Last week, a coaching colleague of mine slipped this into a conversation we were having about life: “Success doesn’t buy you happiness.” True enough. I’ve had clients who had jobs they loved and who were paid quite well, clients who had power and influence and clients who were successful in other ways—and they were burned out, confused and definitely not happy. So my friend was right about success not buying happiness.
But what does that really mean? Many have been suggesting for a long time that we redefine success—to take measurable success out of the equation (money, job title, etc.) and instead replace it with personal joy and professional fulfillment—and I’m sure most of us would agree that that would be a good thing. But in the process, may I suggest that we don’t make excuses for giving up on becoming more than we are today. Here are some helpful tips to get you back on track toward happiness.

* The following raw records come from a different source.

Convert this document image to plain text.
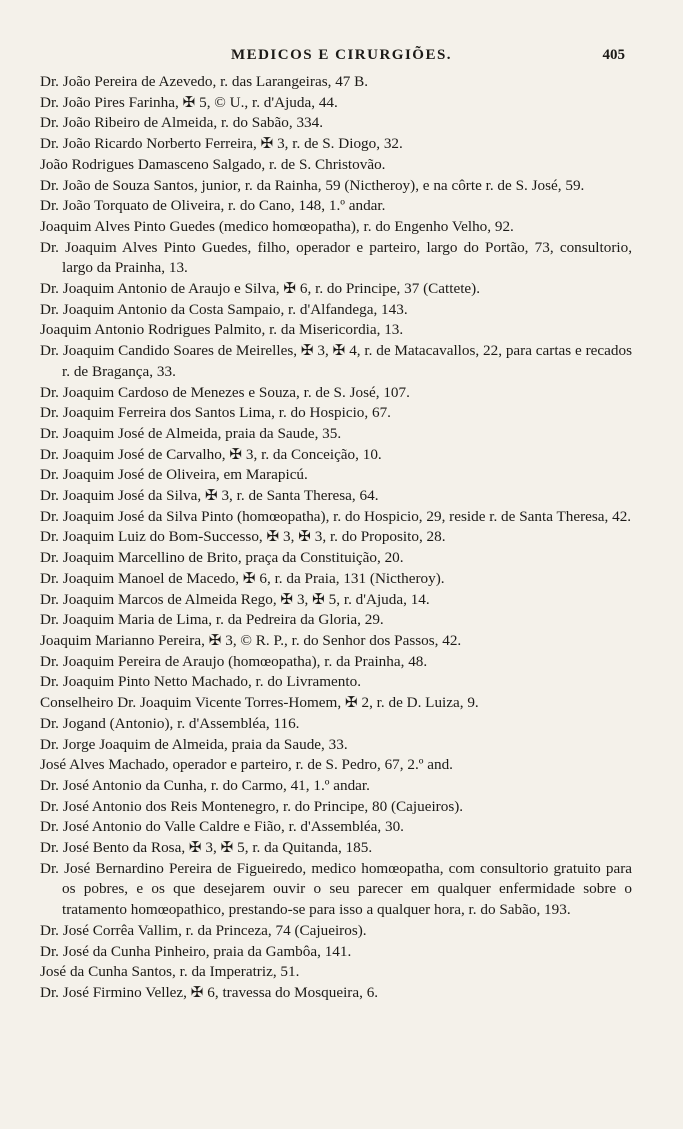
MEDICOS E CIRURGIÕES.	405

Dr. João Pereira de Azevedo, r. das Larangeiras, 47 B.

Dr. João Pires Farinha, ✠ 5, © U., r. d'Ajuda, 44.

Dr. João Ribeiro de Almeida, r. do Sabão, 334.

Dr. João Ricardo Norberto Ferreira, ✠ 3, r. de S. Diogo, 32.

João Rodrigues Damasceno Salgado, r. de S. Christovão.

Dr. João de Souza Santos, junior, r. da Rainha, 59 (Nictheroy), e na côrte r. de S. José, 59.

Dr. João Torquato de Oliveira, r. do Cano, 148, 1.º andar.

Joaquim Alves Pinto Guedes (medico homœopatha), r. do Engenho Velho, 92.

Dr. Joaquim Alves Pinto Guedes, filho, operador e parteiro, largo do Portão, 73, consultorio, largo da Prainha, 13.

Dr. Joaquim Antonio de Araujo e Silva, ✠ 6, r. do Principe, 37 (Cattete).

Dr. Joaquim Antonio da Costa Sampaio, r. d'Alfandega, 143.

Joaquim Antonio Rodrigues Palmito, r. da Misericordia, 13.

Dr. Joaquim Candido Soares de Meirelles, ✠ 3, ✠ 4, r. de Matacavallos, 22, para cartas e recados r. de Bragança, 33.

Dr. Joaquim Cardoso de Menezes e Souza, r. de S. José, 107.

Dr. Joaquim Ferreira dos Santos Lima, r. do Hospicio, 67.

Dr. Joaquim José de Almeida, praia da Saude, 35.

Dr. Joaquim José de Carvalho, ✠ 3, r. da Conceição, 10.

Dr. Joaquim José de Oliveira, em Marapicú.

Dr. Joaquim José da Silva, ✠ 3, r. de Santa Theresa, 64.

Dr. Joaquim José da Silva Pinto (homœopatha), r. do Hospicio, 29, reside r. de Santa Theresa, 42.

Dr. Joaquim Luiz do Bom-Successo, ✠ 3, ✠ 3, r. do Proposito, 28.

Dr. Joaquim Marcellino de Brito, praça da Constituição, 20.

Dr. Joaquim Manoel de Macedo, ✠ 6, r. da Praia, 131 (Nictheroy).

Dr. Joaquim Marcos de Almeida Rego, ✠ 3, ✠ 5, r. d'Ajuda, 14.

Dr. Joaquim Maria de Lima, r. da Pedreira da Gloria, 29.

Joaquim Marianno Pereira, ✠ 3, © R. P., r. do Senhor dos Passos, 42.

Dr. Joaquim Pereira de Araujo (homœopatha), r. da Prainha, 48.

Dr. Joaquim Pinto Netto Machado, r. do Livramento.

Conselheiro Dr. Joaquim Vicente Torres-Homem, ✠ 2, r. de D. Luiza, 9.

Dr. Jogand (Antonio), r. d'Assembléa, 116.

Dr. Jorge Joaquim de Almeida, praia da Saude, 33.

José Alves Machado, operador e parteiro, r. de S. Pedro, 67, 2.º and.

Dr. José Antonio da Cunha, r. do Carmo, 41, 1.º andar.

Dr. José Antonio dos Reis Montenegro, r. do Principe, 80 (Cajueiros).

Dr. José Antonio do Valle Caldre e Fião, r. d'Assembléa, 30.

Dr. José Bento da Rosa, ✠ 3, ✠ 5, r. da Quitanda, 185.

Dr. José Bernardino Pereira de Figueiredo, medico homœopatha, com consultorio gratuito para os pobres, e os que desejarem ouvir o seu parecer em qualquer enfermidade sobre o tratamento homœopathico, prestando-se para isso a qualquer hora, r. do Sabão, 193.

Dr. José Corrêa Vallim, r. da Princeza, 74 (Cajueiros).

Dr. José da Cunha Pinheiro, praia da Gambôa, 141.

José da Cunha Santos, r. da Imperatriz, 51.

Dr. José Firmino Vellez, ✠ 6, travessa do Mosqueira, 6.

Think like your childhood self. As children, we start out in life with audacious thoughts and outlandish dreams. Then we grow up, and it dawns on us that it’s not so easy. We get bruised—or even beaten up—by life, and we begin to question ourselves and we start to wonder what we can do that might be more “reasonable.” Like having a steady job, paying off the mortgage or taking a well-deserved vacation. Achieving reasonable goals will not provide the same satisfaction as achieving those higher standards you set for yourself way back when.
Do not adjust your expectations. I don’t know of anyone who has ever consciously made a decision to live an average life or has ever aspired to only go so far and say, “I guess I should just be happy with where I am, what I have and who I appear to be.” While success may not buy happiness, let me turn the coin over and ask, “Does failure buy us happiness?” “Does ‘adjusting our expectations’ buy us happiness?” “Does giving up on our dreams buy us happiness?” I’ve never met a person who felt like they were failing in some way who was happy. As long as you are working toward a goal, you are not failing at it.
Be honest with yourself. Though success may not buy us happiness, neither does lying to ourselves and saying that we are happy while living smaller lives than we know we are capable of. Let’s be honest with ourselves and ask who we really want to be and what we really want to do. Then, let’s commit to taking a step, however small and “insignificant” it may be, in that direction. This isn’t about beating up on ourselves; it’s about looking within and seeing how powerful, creative and capable we really are.
The bottom line is that however we define “success,” we will never be happy if we think small, give in to our fears or settle for less than what we truly want and deserve in life. We are more than that, and our happiness depends upon our recognizing that truth—and then doing something about it.